Duane's take
Well, the marker's got the word on this one, and I'm just here to pass it along. Let me tell you about the Jackrabbit. The true plains rabbit.
Lives only in the west. Now right away you've got a creature that knows something about exclusivity — this is not your backyard rabbit, not your garden-raiding cottontail. This animal belongs to a specific piece of the world, and it has no particular interest in anywhere else.
Those ears — long as a burro's, and that is where the name comes from, straight from the marker's mouth — those ears are the first thing you notice. Then you notice the legs. Very long legs.
And if you think that's just for looks, consider this: the jackrabbit has been clocked at speeds up to forty-five miles an hour. Forty-five. That is not a rabbit.
That is a furry argument against chasing things. Speaking of which — people did chase them, with greyhounds. Organized hunts.
Man looked at the fastest dog he had and said, let's see what happens. The plains Indians had a different and more practical relationship with the jackrabbit. They prized it — for food and for fur.
That is a life taken seriously. To the white man who came west, the jackrabbit was something else: a reminder of desert-hard life. The marker says it plain and I won't dress it up.
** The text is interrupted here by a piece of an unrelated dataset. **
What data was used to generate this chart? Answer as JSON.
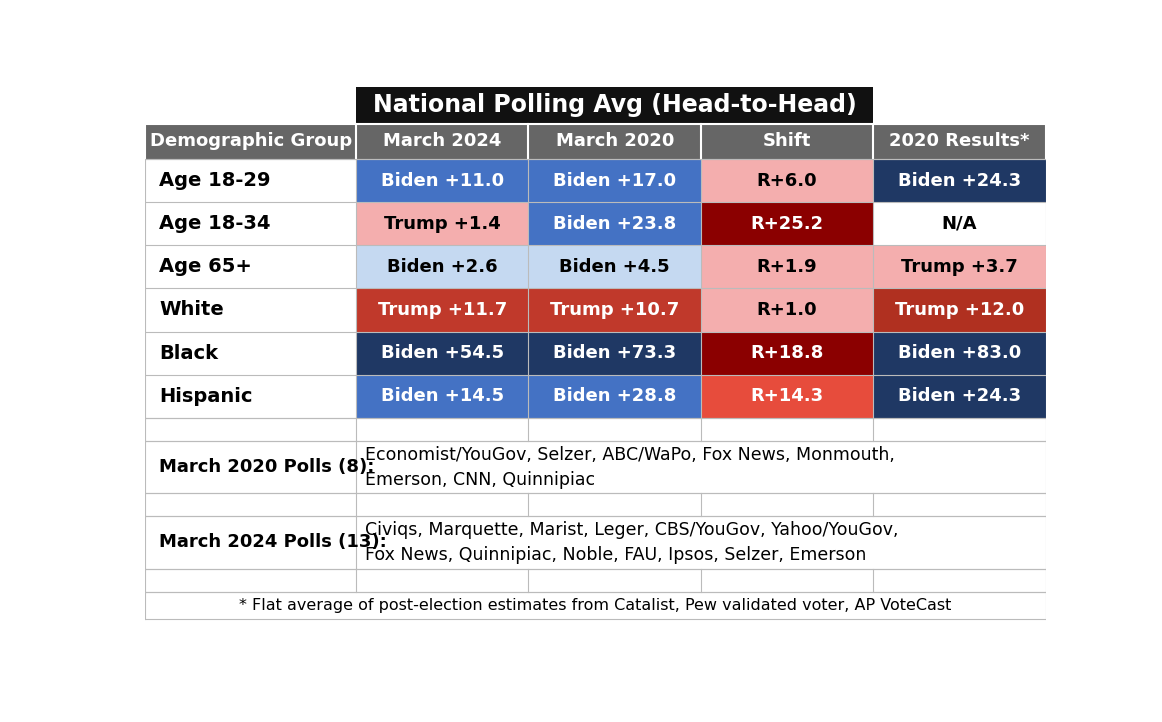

And when the drouth came, and when the depression came — and in west Texas they came together, which is the kind of combination that leaves a mark on a people — the jackrabbit became a meat source for thousands. Thousands. There is a weight to that number that deserves a moment of quiet.
Now, the marker notes that the jackrabbit is a subject of tall tales. It says so right there, which means somewhere there is a marker acknowledging the existence of tall tales about itself, and I find that deeply satisfying. But here is where the story really turns.
May 1932. Odessa, Texas. Someone decided that the jackrabbit deserved not just admiration, not just pursuit, not just a place in the stew pot — but a rodeo.
The world's only Jackrabbit Rodeo. The actual hero of that event was the jackrabbit itself. The marker is clear on that point.
Hero. Not subject, not attraction — hero. Out there on the west Texas plains, color blending with sand and dry grass, ears up, legs ready, clocked at forty-five miles an hour — the jackrabbit has been prized, hunted, eaten, mythologized, and crowned.
Not bad for something that was just trying to cross the caliche flats in peace.
What the marker says
True plains Rabbit. Lives only in the west. Burro-like ears gave him his name. color is protective, blending with sand and dry grass. Very long legs make him a swift runner, clocked at speeds to 45 miles and hour. Object of hunts with Greyhounds. Was prized by plains Indians for food and fur. to white man a reminder of desert-hard life. In drouth and depression, meat source for thousands. Subject of tall tales. Actual hero of world's only Jackrabbit Rodeo, in Odessa, May 1932.